Principals at the private-equity firm Stone Point Capital LLC are seeking to capitalize on this boom in demand by starting a new closed-end firm focused mainly on buying the lowest-ranked tranches of CLOs. The proposed Eagle Point Credit Co. can use borrowed money to juice returns on speculative-grade securities backed by junk-rated loans, according to a June 6 filing with the U.S. Securities and Exchange Commission.
“Even though demand has waned for leveraged loans, the same cannot be said for CLOs,” Barclays Plc strategists Bradley Rogoff and Eric Gross wrote in a June 6 report.
Investors in the riskiest slices of these loan securitizations are accepting lower returns, helping boost CLO sales to a record pace of $46 billion this year through May 31, according to the analysts. JPMorgan Chase & Co. strategists predict CLO sales may reach an unprecedented $100 billion this year.
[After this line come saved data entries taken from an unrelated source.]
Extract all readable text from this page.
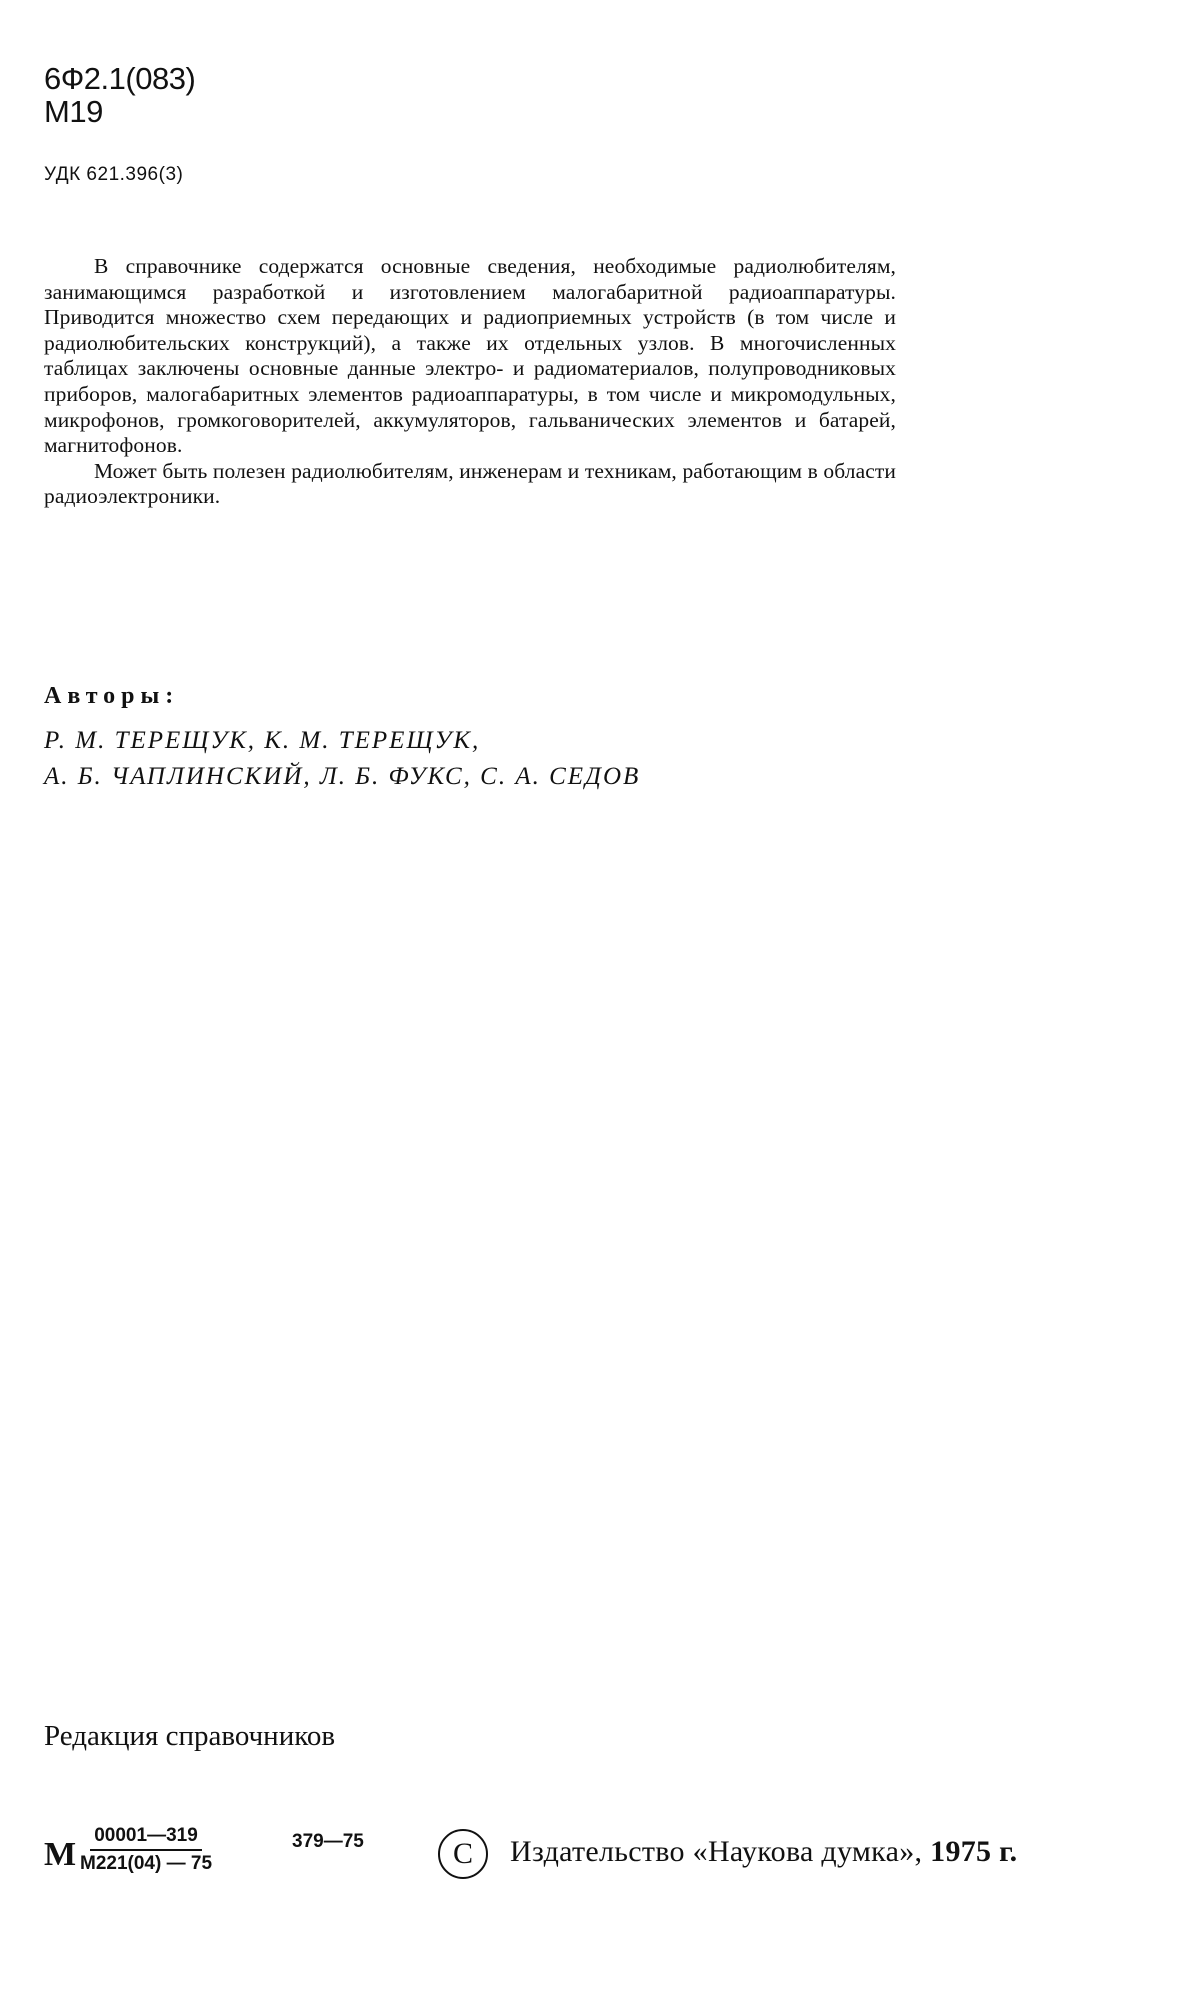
6Ф2.1(083)
М19
УДК 621.396(3)

В справочнике содержатся основные сведения, необходимые радиолюбителям, занимающимся разработкой и изготовлением малогабаритной радиоаппаратуры. Приводится множество схем передающих и радиоприемных устройств (в том числе и радиолюбительских конструкций), а также их отдельных узлов. В многочисленных таблицах заключены основные данные электро- и радиоматериалов, полупроводниковых приборов, малогабаритных элементов радиоаппаратуры, в том числе и микромодульных, микрофонов, громкоговорителей, аккумуляторов, гальванических элементов и батарей, магнитофонов.

Может быть полезен радиолюбителям, инженерам и техникам, работающим в области радиоэлектроники.

Авторы:
Р. М. ТЕРЕЩУК, К. М. ТЕРЕЩУК,
А. Б. ЧАПЛИНСКИЙ, Л. Б. ФУКС, С. А. СЕДОВ
Редакция справочников
М
00001—319
М221(04) — 75
379—75	C Издательство «Наукова думка», 1975 г.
Those figures are indicative of the race to buy riskier assets that’s permeating almost every corner of the global debt markets.
At the same time, investors yanked $1.1 billion from loan mutual funds in the week ended June 4, the biggest withdrawal since August 2011 and the eighth consecutive week of outflows, according to Wells Fargo & Co. data.
The dichotomy is in part a big buyer versus little buyer phenomenon. Bigger institutions like the debt, which is pegged to floating-rate benchmarks and typically gets repaid before bonds in bankruptcies, even as individuals lose interest.
There’s a technical element to it too. As long as benchmark rates remain low, the structure of CLOs allows investors in the riskiest portions to pocket excess yield paid by the underlying loans relative to the rates collected by more senior noteholders.
The unprecedented stimulus by the Federal Reserve and other central banks around the world is pushing bond yields to record lows. As a result, investors are more concerned about missing out on returns than about the prospect of losing money when companies default, especially since it’s about the easiest ever for them to borrow more cash at low rates.
There’s evidence to give buyers such conviction: Moody’s Investors Service has predicted the global speculative-grade default rate will decline to 2.1 percent at year-end from 2.3 percent in May. By comparison, the default rate in the U.S. exceeded 11 percent after the financial crisis took its toll in late 2009, according to Standard & Poor’s data at the time.
While that crisis fueled the demise of collateralized debt obligations, which largely packaged mortgage-related debt and derivatives, CLOs survived. They didn’t suffer the same losses that wiped out CDOs when housing values plunged. Instead, they thrived as the Fed’s unprecedented efforts to lower borrowing costs and shore up the economy bolstered corporate balance sheets.
The Eagle Point company will be managed by a team led by Thomas Majewski, former U.S. head of CLOs at RBS Securities Inc., and plans to raise money through an offering led by Deutsche Bank AG and Keefe Bruyette & Woods, according to the filing. Its investment adviser, Eagle Point Credit Management, had $391 million of committed assets under management as of March 31 after being established in 2012 by Majewski and Stone Point.
If the first five and half months of 2014 are an indication of demand, there may be plenty of it for this deal.
It’s a sign of the times in a zero-rate world.